The abortive coup of January 6 in Washington, and the social crisis shattering the social basis for democratic forms of rule in the US, are mirrored in Bolsonaro’s own sadistic reaction to the social crisis in Brazil, which has entered an even more explosive phase with the new year.
January has seen the end of the emergency relief of R$300 (US$60) paid monthly to 68 million unemployed, informal sector and poor Brazilian workers, as well as the end of furlough schemes covering some 10 million workers employed in small, medium and large companies under the Brazilian Labor Code. Poverty is expected to immediately engulf 20 million Brazilians as of this month, with a total of 24 percent of the population falling below the poverty line as of January, up from 15 percent last year. The ranks of the unemployed, already consisting of 14 million workers, are expected to double, as the jobless are forced to search for work with the end of emergency relief.
Meanwhile, Brazil is back to August levels of COVID-19 deaths, over a thousand a day, with ICU units filled to capacity in major cities and a new collapse of the mortuary system in the epicenter city of Manaus, capital of the state of Amazonas.
On December 2, sociologist Roberto Barbosa of the Rio de Janeiro-based Instituto de Estudos Sociais e Políticos (Iesp) made the headlines of Brazilian papers with a warning that “levels of social inequality will return to the figures of the 1980s,” the decade that saw the industrial working class bring down the military dictatorship. In 1989, the decade closed with over 1,900 strikes, the largest number until 2013, when more than 2 million workers engaged in 2,057 strikes, marking the beginning of the decline of the then-ruling Workers Party (PT).
In response to such a situation, Bolsonaro is cultivating an ever more brazen indifference to the mass suffering of workers, canceling the purchase of syringes for COVID-19 vaccinations for being “too expensive,” declaring publicly that the country is broken and he can’t do anything about it, and that the unemployment figures are caused by “a good part of Brazilians not being prepared to do almost anything.”
Under such conditions, mirroring the significant support for Trump’s coup within the ruling class, even the unsubstantiated election fraud allegations by Bolsonaro may be viewed by the ruling class as a means of furthering a Bolsonaro coup.
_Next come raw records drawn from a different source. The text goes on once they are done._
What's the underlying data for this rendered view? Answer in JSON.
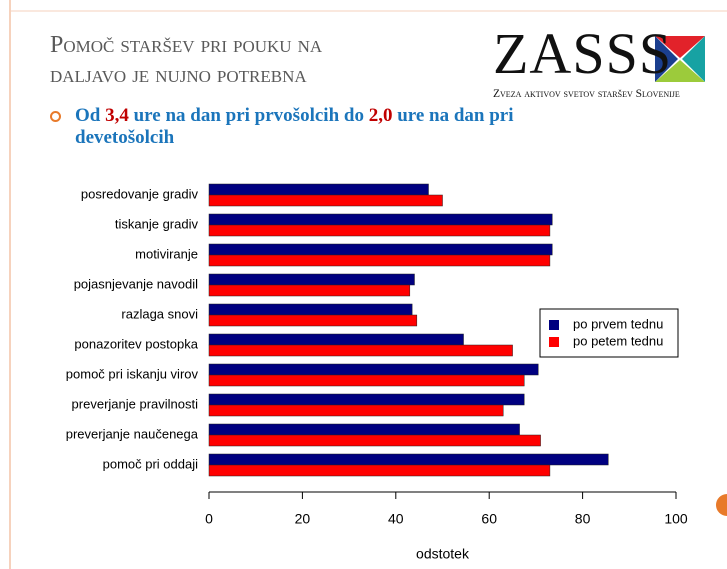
{
  "slide": {
    "title_lines": [
      "Pomoč staršev pri pouku na",
      "daljavo je nujno potrebna"
    ],
    "logo_name": "ZASSS",
    "logo_subtitle": "Zveza aktivov svetov staršev Slovenije",
    "bullet": [
      "Od ",
      "3,4",
      " ure na dan pri prvošolcih do ",
      "2,0",
      " ure na dan pri devetošolcih"
    ]
  },
  "chart_data": {
    "type": "barh",
    "xlabel": "odstotek",
    "categories": [
      "posredovanje gradiv",
      "tiskanje gradiv",
      "motiviranje",
      "pojasnjevanje navodil",
      "razlaga snovi",
      "ponazoritev postopka",
      "pomoč pri iskanju virov",
      "preverjanje pravilnosti",
      "preverjanje naučenega",
      "pomoč pri oddaji"
    ],
    "series": [
      {
        "name": "po prvem tednu",
        "color": "#000080",
        "values": [
          47,
          73.5,
          73.5,
          44,
          43.5,
          54.5,
          70.5,
          67.5,
          66.5,
          85.5
        ]
      },
      {
        "name": "po petem tednu",
        "color": "#ff0000",
        "values": [
          50,
          73,
          73,
          43,
          44.5,
          65,
          67.5,
          63,
          71,
          73
        ]
      }
    ],
    "xlim": [
      0,
      100
    ],
    "xticks": [
      0,
      20,
      40,
      60,
      80,
      100
    ],
    "grid": false,
    "legend": "right"
  }
}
A recent PoderData survey showed that less than 15 percent of Brazilians believe the electronic ballot boxes are subject to fraud. Nonetheless, opposition candidate and frontrunner to succeed House Speaker Maia with the support of the PT, Luiz Felipe Baleia Rossi of the Brazilian Democratic Movement (MDB), declared on January 9 that the discussion over print ballots “will have to be held,” providing a “democratic” cover for Bolsonaro’s conspiracy theory.
It is urgent that Brazilian workers assimilate the lessons of the January 6 putsch in Washington and its global implications in order to prepare for coming struggles.